Now, I usually don’t have much good to say about big rigs. Out on the interstates, they slow me down going upgrade and whoosh by me going downgrade, while I have my cruise control set to the ultimate speed that won’t get me a ticket.
But I’ve gotta love those truckers who are banding together in a Fuel Protest that has import for all of us.
According to here (which is worth reading in its entirety):
The truckers who organized the protests – by CB radio and internet – have a specific goal: reducing the price of diesel fuel. They are owner-operators, meaning they are also businesspeople, and they can’t break even with current fuel costs. They want the government to release its fuel reserves. They want an investigation into oil company profits and government subsidies of the oil companies. Of the drivers I talked to, all were acutely aware that the government had found, in the course of a weekend, $30 billion to bail out Bear Stearns, while their own businesses are in a tailspin.

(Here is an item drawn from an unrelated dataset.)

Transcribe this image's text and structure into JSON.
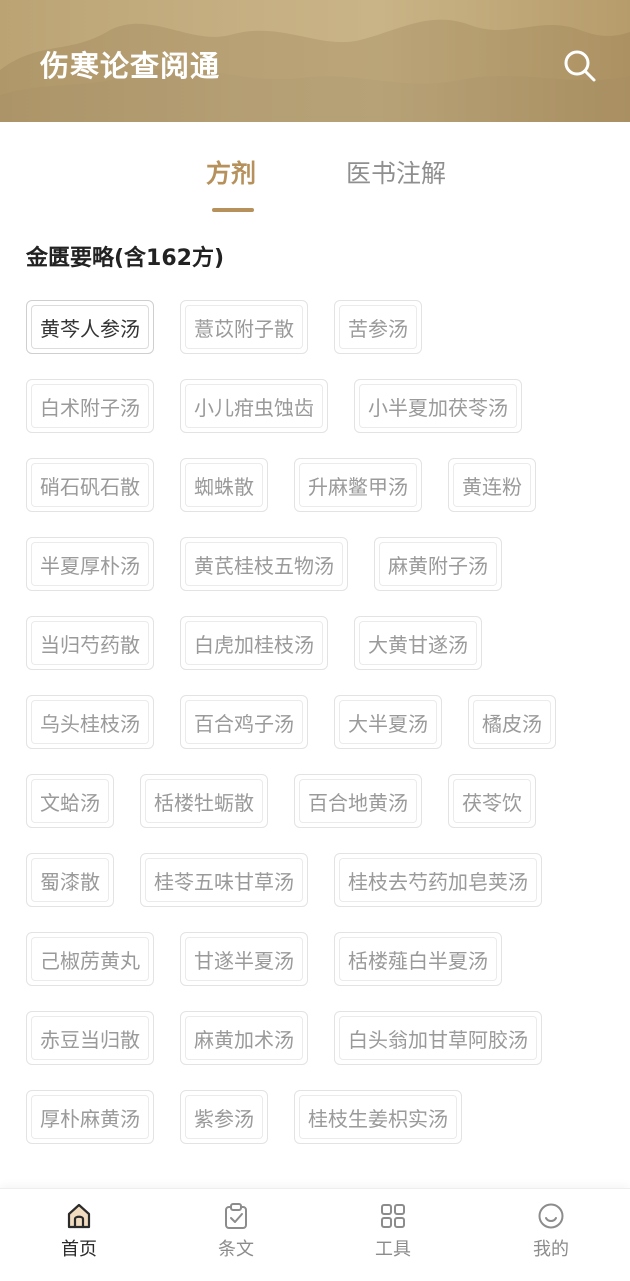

But the larger message of the truckers’ protest is about pride or, more humbly put, self-respect, which these men channel from their roots. Dan Little tells me, “My granddad said, and he was the smartest man I ever knew, ‘If you don’t stand up for yourself ain’t nobody gonna stand up for you.’” Go to theamericandriver.com, run by JB and his brother in Texas, where you’re greeted by a giant American flag, and you’ll find – among the driving tips, weather info, and drivers’ favorite photos –the entire Constitution and Declaration of Independence. “The last time we faced something as impacting on us,” JB tells me, “There was a revolution.”
Cranes and forklifts stood still from Seattle to San Diego, and ships were stalled at sea as workers held rallies up and down the coast to blame the war for distracting public attention and money from domestic needs like health care and education.
“We’re loyal to America, and we won’t stand by while our country, our troops and our economy are being destroyed by a war that’s bankrupting us to the tune of $3 trillion,” the president of the International Longshore and Warehouse Union, Bob McEllrath, said in a written statement. “It’s time to stand up, and we’re doing our part today.
Truckers joined the protests by refusing to cross the picket lines.
Also today, there was supposed to be a truckers’ protest convoy in New York City, but
Mike (JB) Schaffner, of www.theamericandriver.com, today announced that New York City has effectively canceled the convoy in Manhattan scheduled for May 1, 2008.
Spokesman Mike (JB) Schaffner said he was disappointed. “We were set to perform a peaceful demonstration to point out the frustration that working class America is feeling,” he said. “First they approved us. Then they changed our permits for no more than 35 vehicles in the convoy. Now they’ve placed so many unreasonable conditions on the event that it makes it nearly impossible. We’re asking the government of the great state of New York to address this, and the reasons why our freedoms to speak and peacefully assemble are being crushed.”
Brian Osborne, owner of B L Osborne Transport, said, “they’ve effectively shut us down all together.”
The trucker convoy that went to Washington on April 28 was more successful, and writer Barbara Ehrenreich chronicles her experience joining the protest on her blog (again, worth reading in its entirety):
We are to park the trucks at the RFK Stadium and walk from there to the Capitol, giving us about a half an hour to mill around on foot in the parking lot first. There’s a bobtail with “Truckin for Jesus” painted on it and, under that, “Truckers and Citizens United.” There are Operation Desert Freedom caps and a POW/MIA flag, as well signs indicting oil companies and “Wall Street speculators.” I chat with members of the mostly African-American contingent of DC dump truck drivers and with Belinda Raymond, a trucker’s wife from Maine, who tells me that people in her area raised $9000 to send a convoy of trucks down here, with the Knights of Columbus accounting for $2500 of that. Whole families have come, and I see a boy carrying a sign saying “What about My Future?” A smartly dressed woman from New Jersey carries a sign asking, “Got Milk? Not Without a Truck.”
Let’s face it. If all truckers went on strike, the economy of this country would grind to a halt as well. Once upon a time, Americans who weren’t going to take it any more dumped a bunch of tea into Boston Harbor.
And the Revolution began.
HONK! HONK! HONK! HONK! HONK! HONK! HONK! HONK! HONK! HONK!